Articolo di Luciano Muhlbauer, pubblicato su il Manifesto il 31 maggio 2013, con il titolo “La Giunta Pisapia ha compiuto due anni: la ‘primavera’ al palo”.
Sono passati due anni ed è tempo di bilanci. Bilanci severi, perché tra l’entusiasmo e gli arcobaleni di allora e il freddo e il grigio di oggi non sembrano essere trascorsi soltanto 730 giorni, bensì un’epoca intera. Quel 30 maggio del 2011, infatti, da Milano, ma anche da Napoli o da Cagliari, sembrava alzarsi un’onda, una brezza di speranza, una riappropriazione dal basso della politica. Non avevamo vinto un’elezione, avevamo “liberato” Milano e presto, pensavamo, sarebbe toccato anche al resto del paese. Oggi, invece, abbiamo di fronte il deprimente quadro disegnato da anni di crisi e austerity, da una politica desolata e desolante, da una democrazia in manifesta crisi di credibilità e da sindaci eletti dalla metà della metà dell’elettorato.
In questi due anni a Milano sono cambiate troppo poche cose, ma in compenso il mondo che la circonda si è fatto vieppiù ostile. La recessione ha eroso margini e imposto emergenze, il patto di stabilità sta strangolando il bilancio comunale e, invece del cambiamento, sono arrivati Monti e Letta, le larghe intese Pd-Pdl e la disastrosa ri-vittoria delle destre alle elezioni regionali lombarde. Insomma, le peggiori condizioni immaginabili.
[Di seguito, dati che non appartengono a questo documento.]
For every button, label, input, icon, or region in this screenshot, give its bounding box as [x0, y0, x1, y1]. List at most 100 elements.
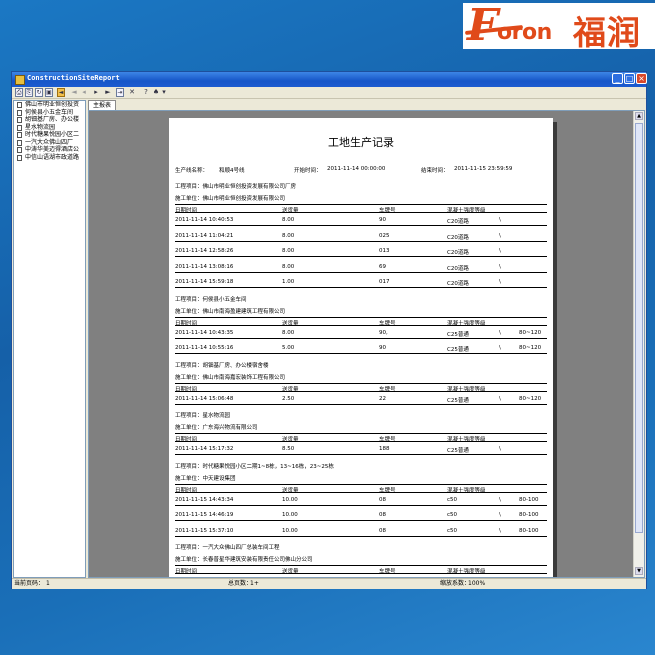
print-icon[interactable]: ⎙	[15, 88, 23, 97]
unit-line: 施工单位：佛山市明业恒创投资发展有限公司	[175, 194, 285, 202]
datetime-cell: 2011-11-14 15:17:32	[175, 446, 234, 452]
first-page-icon[interactable]: ◄	[70, 88, 78, 97]
report-tree[interactable]: 佛山市明业恒创投资 何侯县小五金车间 胡钿基厂房、办公楼 星水物流园 时代糖果悦园小区二…	[13, 100, 86, 578]
tree-item-label: 中涛华美迈得酒店公	[25, 146, 80, 153]
table-header: 日期时间 送货量 车牌号 混凝土强度等级	[175, 316, 547, 327]
brand-logo: F oron 福润	[463, 3, 655, 49]
tree-item-label: 时代糖果悦园小区二	[25, 131, 80, 138]
volume-cell: 2.50	[282, 395, 295, 402]
tree-item[interactable]: 佛山市明业恒创投资	[14, 101, 85, 109]
plate-cell: 08	[379, 496, 386, 503]
project-line: 工程项目：佛山市明业恒创投资发展有限公司厂房	[175, 182, 296, 190]
volume-cell: 10.00	[282, 496, 298, 503]
unit-line: 施工单位：佛山市南海盈建建筑工程有限公司	[175, 307, 285, 315]
tree-item[interactable]: 何侯县小五金车间	[14, 109, 85, 117]
unit-value: 佛山市南海嘉宏装饰工程有限公司	[202, 374, 286, 381]
prev-page-icon[interactable]: ◂	[80, 88, 88, 97]
unit-value: 佛山市南海盈建建筑工程有限公司	[202, 308, 286, 315]
tree-item[interactable]: 中信山语湖市政道路	[14, 154, 85, 162]
document-icon	[17, 139, 22, 146]
project-label: 工程项目：	[175, 296, 203, 303]
column-header: 混凝土强度等级	[447, 569, 486, 575]
line-label: 生产线名称：	[175, 168, 209, 174]
tree-item-label: 中信山语湖市政道路	[25, 153, 80, 161]
grade-cell: C20道路	[447, 281, 469, 287]
app-icon	[15, 75, 25, 85]
grade-cell: c50	[447, 496, 458, 503]
volume-cell: 10.00	[282, 512, 298, 518]
next-page-icon[interactable]: ▸	[92, 88, 100, 97]
project-label: 工程项目：	[175, 545, 203, 551]
tree-item[interactable]: 时代糖果悦园小区二	[14, 131, 85, 139]
datetime-cell: 2011-11-15 14:43:34	[175, 496, 234, 503]
page-setup-icon[interactable]: ▣	[45, 88, 53, 97]
column-header: 日期时间	[175, 569, 198, 575]
slump-cell: 80~120	[519, 329, 542, 336]
table-row: 2011-11-15 15:37:10 10.00 08 c50 \ 80-100	[175, 524, 547, 537]
scroll-down-icon[interactable]: ▼	[635, 567, 643, 575]
slash-cell: \	[499, 232, 501, 239]
grade-cell: C25普通	[447, 347, 469, 353]
tree-item[interactable]: 胡钿基厂房、办公楼	[14, 116, 85, 124]
table-row: 2011-11-15 14:43:34 10.00 08 c50 \ 80-100	[175, 493, 547, 506]
close-report-icon[interactable]: ✕	[128, 88, 136, 97]
start-label: 开始时间：	[294, 168, 322, 174]
volume-cell: 8.00	[282, 263, 295, 270]
zoom-dropdown-icon[interactable]: ▾	[161, 88, 167, 97]
refresh-icon[interactable]: ↻	[35, 88, 43, 97]
close-button[interactable]: ×	[636, 73, 647, 84]
title-bar[interactable]: ConstructionSiteReport _ □ ×	[12, 72, 647, 87]
end-label: 结束时间：	[421, 168, 449, 174]
unit-line: 施工单位：长春普星华建筑安装有限责任公司佛山分公司	[175, 555, 313, 563]
datetime-cell: 2011-11-14 10:55:16	[175, 345, 234, 351]
datetime-cell: 2011-11-14 10:43:35	[175, 329, 234, 336]
grade-cell: C20道路	[447, 219, 469, 225]
table-header: 日期时间 送货量 车牌号 混凝土强度等级	[175, 483, 547, 494]
project-value: 时代糖果悦园小区二期1~8栋，13~16栋，23~25栋	[202, 463, 334, 470]
report-window: ConstructionSiteReport _ □ × ⎙ ⎘ ↻ ▣ ◄ ◄…	[11, 71, 647, 589]
goto-page-icon[interactable]: ⇥	[116, 88, 124, 97]
datetime-cell: 2011-11-15 15:37:10	[175, 527, 234, 534]
table-row: 2011-11-15 14:46:19 10.00 08 c50 \ 80-100	[175, 508, 547, 521]
tree-item[interactable]: 中涛华美迈得酒店公	[14, 146, 85, 154]
export-icon[interactable]: ⎘	[25, 88, 33, 97]
plate-cell: 90	[379, 345, 386, 351]
datetime-cell: 2011-11-14 11:04:21	[175, 232, 234, 239]
project-value: 佛山市明业恒创投资发展有限公司厂房	[202, 184, 297, 190]
scroll-thumb[interactable]	[635, 123, 643, 533]
tab-bar: 主报表	[88, 100, 645, 111]
help-icon[interactable]: ?	[142, 88, 150, 97]
tree-toggle-icon[interactable]: ◄	[57, 88, 65, 97]
document-icon	[17, 132, 22, 138]
maximize-button[interactable]: □	[624, 73, 635, 84]
tree-item[interactable]: 一汽大众佛山四厂	[14, 139, 85, 147]
volume-cell: 10.00	[282, 527, 298, 534]
page-label: 当前页码：	[14, 580, 45, 587]
page-value: 1	[46, 580, 50, 587]
table-row: 2011-11-14 12:58:26 8.00 013 C20道路 \	[175, 244, 547, 257]
slash-cell: \	[499, 395, 501, 402]
grade-cell: C25普通	[447, 331, 469, 338]
brand-chinese-name: 福润	[573, 13, 641, 49]
scroll-up-icon[interactable]: ▲	[635, 112, 643, 120]
start-value: 2011-11-14 00:00:00	[327, 166, 386, 172]
brand-name: oron	[497, 20, 552, 45]
document-icon	[17, 147, 22, 153]
project-label: 工程项目：	[175, 184, 203, 190]
zoom-icon[interactable]: ♠	[152, 88, 160, 97]
table-row: 2011-11-14 13:08:16 8.00 69 C20道路 \	[175, 260, 547, 273]
plate-cell: 90,	[379, 329, 388, 336]
last-page-icon[interactable]: ►	[104, 88, 112, 97]
tree-item[interactable]: 星水物流园	[14, 124, 85, 132]
document-icon	[17, 124, 22, 131]
unit-label: 施工单位：	[175, 196, 203, 202]
vertical-scrollbar[interactable]: ▲ ▼	[633, 111, 644, 577]
slump-cell: 80-100	[519, 496, 539, 503]
preview-pane[interactable]: 工地生产记录 生产线名称： 和顺4号线 开始时间： 2011-11-14 00:…	[88, 110, 645, 578]
end-value: 2011-11-15 23:59:59	[454, 166, 513, 172]
tree-item-label: 胡钿基厂房、办公楼	[25, 116, 80, 123]
minimize-button[interactable]: _	[612, 73, 623, 84]
grade-cell: C25普通	[447, 397, 469, 404]
volume-cell: 5.00	[282, 345, 295, 351]
unit-label: 施工单位：	[175, 425, 203, 431]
Tutto questo è bene ricordarlo, per correttezza e per realismo, ma è altrettanto bene non usare queste considerazioni come un alibi per le cose che non vanno, che sono tante. Beninteso, non siamo alla fine di un’esperienza, ma siamo senz’altro a un punto critico, in uno di quei momenti in cui i mormorii rischiano di trasformarsi in rumore di fondo, in crepe insanabili, in incantesimo rotto. In altre parole, i nodi stanno venendo al pettine, come hanno confermato in modo lampante una serie di fatti di queste ultime settimane.
Anzitutto, la destra ha rialzato la testa. L’ha fatto riproponendo tutto il suo armamentario securitario e xenofobo, in seguito al triplice omicidio commesso da Mada Kabobo. Per ora la furibonda campagna di Lega e Pdl non ha portato risultati e la città non è ripiombata nel cupo clima decoratiano, ma il punto è che la destra è uscita dall’angolo ed è passata all’offensiva.
Negli stessi giorni Marco Vitale, autorevole esponente del “Gruppo 51”, cioè quella borghesia illuminata milanese che si era schierata con Pisapia, ha pubblicato un pungente articolo in cui accusava il governo cittadino di non avere strategia e visione e di continuare la “politica dell’amministrazione del condominio”.
Le parole di Vitale hanno sollevato un vespaio. Il Corsera ha rilanciato le critiche e ipotizzato la fine del modello Milano, mentre l’assessore D’Alfonso, ex socialista e autoproclamato ideologo arancione, è intervenuto a modo suo, dando ragione a Vitale, ma dicendo che la colpa era di tutti gli altri, in primis dei consiglieri comunali di maggioranza che sarebbero sostanzialmente degli inetti.
Infine, gli scricchioli sono diventati rumore assordante anche sul lato sinistro, con lo sgombero del centro sociale Zam e le manganellate sulle teste dei manifestanti davanti al portone chiuso di Palazzo Marino. Beninteso, non era il primo conflitto tra centri sociali e amministrazione comunale, ma in questo caso l’elemento simbolico era forte, anche perché ha coinvolto una delle realtà di movimento finora più aperte nei confronti del Sindaco.
Insomma, quella ampia coalizione di forze e cittadini che aveva reso possibile la liberazione di Milano e che lo stesso Sindaco considera “il nostro patrimonio più prezioso” sta scricchiolando alla grande, su un lato e sull’altro. E non basta ribadire l’elenco delle cose fatte, perché risulta troppo insipido in assenza di prospettiva e progetto. O, peggio ancora, se l’unica prospettiva è quella dell’Expo, che ad oggi offre soltanto buchi di bilancio e affari immobiliari.
E non basta nemmeno rispondere al solo Corriere, perché il problema non è il dialogo con i poteri forti, ma anzitutto il recupero di un confronto con quella fondamentale parte della città impegnata nella cittadinanza attiva, nell’associazionismo, nell’attivismo sociale, nelle esperienze di autogestione.
Nulla è ancora perso o disperso, ma occorrono parole e fatti nuovi per ridare slancio a una primavera che oggi assomiglia un po’ troppo all’autunno.